One defense argument was that Janssen was entitled to judgment notwithstanding the verdict because the plaintiff failed to present testimony from the prescribing physician and failed to present any medical expert testimony on the adequacy of the warnings provided to healthcare prescribers.
At trial, Powell testified that she consumed medication that had been prescribed to her mother, Sandra Powell, according to the defendant’s post-trial motion.
At the same time, the plaintiffs failed to provide any evidence from Rick Keizer, the doctor who prescribed the medication.
“Thus, Janssen is entitled to judgment notwithstanding the verdict because there is no evidence that, had Janssen provided different information to Dr. Keizer regarding the risk of oral clefts, Dr. Keizer would have altered his prescribing habits and Brayden Gurley’s injuries would have been avoided,” the defense attorneys wrote.

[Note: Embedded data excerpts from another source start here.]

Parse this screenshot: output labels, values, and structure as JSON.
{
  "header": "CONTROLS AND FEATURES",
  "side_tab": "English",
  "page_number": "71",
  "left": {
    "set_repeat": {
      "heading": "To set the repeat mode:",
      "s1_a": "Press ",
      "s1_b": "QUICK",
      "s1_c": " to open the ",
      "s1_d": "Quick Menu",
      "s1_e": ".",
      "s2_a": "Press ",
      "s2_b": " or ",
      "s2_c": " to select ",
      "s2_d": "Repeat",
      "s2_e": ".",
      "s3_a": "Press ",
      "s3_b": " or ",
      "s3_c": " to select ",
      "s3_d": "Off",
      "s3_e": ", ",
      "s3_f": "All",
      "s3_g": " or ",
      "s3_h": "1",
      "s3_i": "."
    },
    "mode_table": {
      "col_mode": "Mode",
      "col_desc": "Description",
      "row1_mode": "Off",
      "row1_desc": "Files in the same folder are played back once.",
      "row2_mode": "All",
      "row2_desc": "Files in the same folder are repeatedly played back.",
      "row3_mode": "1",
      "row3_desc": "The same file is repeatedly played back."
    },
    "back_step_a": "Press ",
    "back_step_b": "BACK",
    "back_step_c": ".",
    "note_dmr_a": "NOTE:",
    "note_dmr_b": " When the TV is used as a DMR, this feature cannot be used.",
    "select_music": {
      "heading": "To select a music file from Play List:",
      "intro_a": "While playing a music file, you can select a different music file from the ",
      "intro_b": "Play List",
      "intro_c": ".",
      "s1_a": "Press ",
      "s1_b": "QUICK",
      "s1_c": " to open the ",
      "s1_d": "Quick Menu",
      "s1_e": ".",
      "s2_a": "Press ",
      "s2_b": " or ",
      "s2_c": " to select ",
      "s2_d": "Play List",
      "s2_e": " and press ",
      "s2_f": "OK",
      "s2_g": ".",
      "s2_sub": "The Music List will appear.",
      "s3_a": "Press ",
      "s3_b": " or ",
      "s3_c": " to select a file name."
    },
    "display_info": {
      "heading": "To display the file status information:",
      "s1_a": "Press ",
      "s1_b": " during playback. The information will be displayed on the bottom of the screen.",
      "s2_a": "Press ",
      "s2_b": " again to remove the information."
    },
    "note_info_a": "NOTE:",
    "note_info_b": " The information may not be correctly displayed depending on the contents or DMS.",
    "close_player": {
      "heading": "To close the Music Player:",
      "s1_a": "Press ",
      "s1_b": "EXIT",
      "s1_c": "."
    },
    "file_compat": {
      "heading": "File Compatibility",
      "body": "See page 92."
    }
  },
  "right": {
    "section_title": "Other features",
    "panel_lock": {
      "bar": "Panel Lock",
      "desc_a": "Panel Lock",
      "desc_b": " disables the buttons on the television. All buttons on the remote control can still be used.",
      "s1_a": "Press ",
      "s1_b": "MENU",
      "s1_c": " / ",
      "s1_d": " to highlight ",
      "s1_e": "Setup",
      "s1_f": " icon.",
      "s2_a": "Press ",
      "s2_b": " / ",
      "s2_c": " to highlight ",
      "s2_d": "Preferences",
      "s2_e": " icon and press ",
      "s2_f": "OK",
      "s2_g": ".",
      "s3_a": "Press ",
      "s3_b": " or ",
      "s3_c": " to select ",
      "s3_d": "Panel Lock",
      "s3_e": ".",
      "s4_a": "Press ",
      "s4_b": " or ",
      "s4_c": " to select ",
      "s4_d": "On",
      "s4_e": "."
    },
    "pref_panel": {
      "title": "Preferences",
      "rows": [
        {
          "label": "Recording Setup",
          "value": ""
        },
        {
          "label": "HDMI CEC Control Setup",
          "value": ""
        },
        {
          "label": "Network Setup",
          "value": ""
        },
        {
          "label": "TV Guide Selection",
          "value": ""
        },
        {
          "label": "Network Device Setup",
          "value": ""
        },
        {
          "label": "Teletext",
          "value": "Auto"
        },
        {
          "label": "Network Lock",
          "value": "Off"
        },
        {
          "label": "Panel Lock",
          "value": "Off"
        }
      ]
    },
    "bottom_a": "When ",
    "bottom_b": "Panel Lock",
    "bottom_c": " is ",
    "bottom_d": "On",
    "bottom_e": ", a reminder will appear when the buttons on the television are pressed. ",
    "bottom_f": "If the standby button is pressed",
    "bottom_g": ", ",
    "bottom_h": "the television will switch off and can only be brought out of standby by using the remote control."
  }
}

The lawyers, citing case law, wrote that if a plaintiff is unable to generate evidence that the prescribing doctor would have changed the prescribing decision, then a failure-to-warn claim fails.
The attorneys also argued that the claims were barred by Pennsylvania’s two-year statute of limitations.
Janssen also asserted that it was entitled to a new trial because the court “improperly” excluded evidence that would have shown Powell knew, or should have known, that she had a potential claim back in 2008.
During trial, however, the judge sustained Powell’s objections to the defense’s use of medical records that would have refuted Powell’s assertion that she was unaware of the cause of the child’s cleft lip until early 2011, the record shows.
Lastly, Janssen had agued that the court should grant a remittitur of the damages award, arguing that the damages were “excessive and exorbitant.”
Janssen argued that the jury’s award of $10,620,000 for non-economic damages was actually punitive in nature.
“Most shocking is the fact that the amount awarded for non-economic losses is over 30 times more than the jury’s award for future medical costs,” the post-trial motion stated.
The jury awarded the plaintiff $335,000 for future healthcare costs.
The defense also argued that Brayden Gurley is not employed, and that his injury does not prevent him from attending school and developing normal relationships with his peers.
The defendant’s post-trial arguments didn’t seem to sway Overton, the judge, any; the docket sheet shows that he denied Janssen’s motion for post-trial relief on Dec. 3.
The decision came in a one-page order without an accompanying opinion.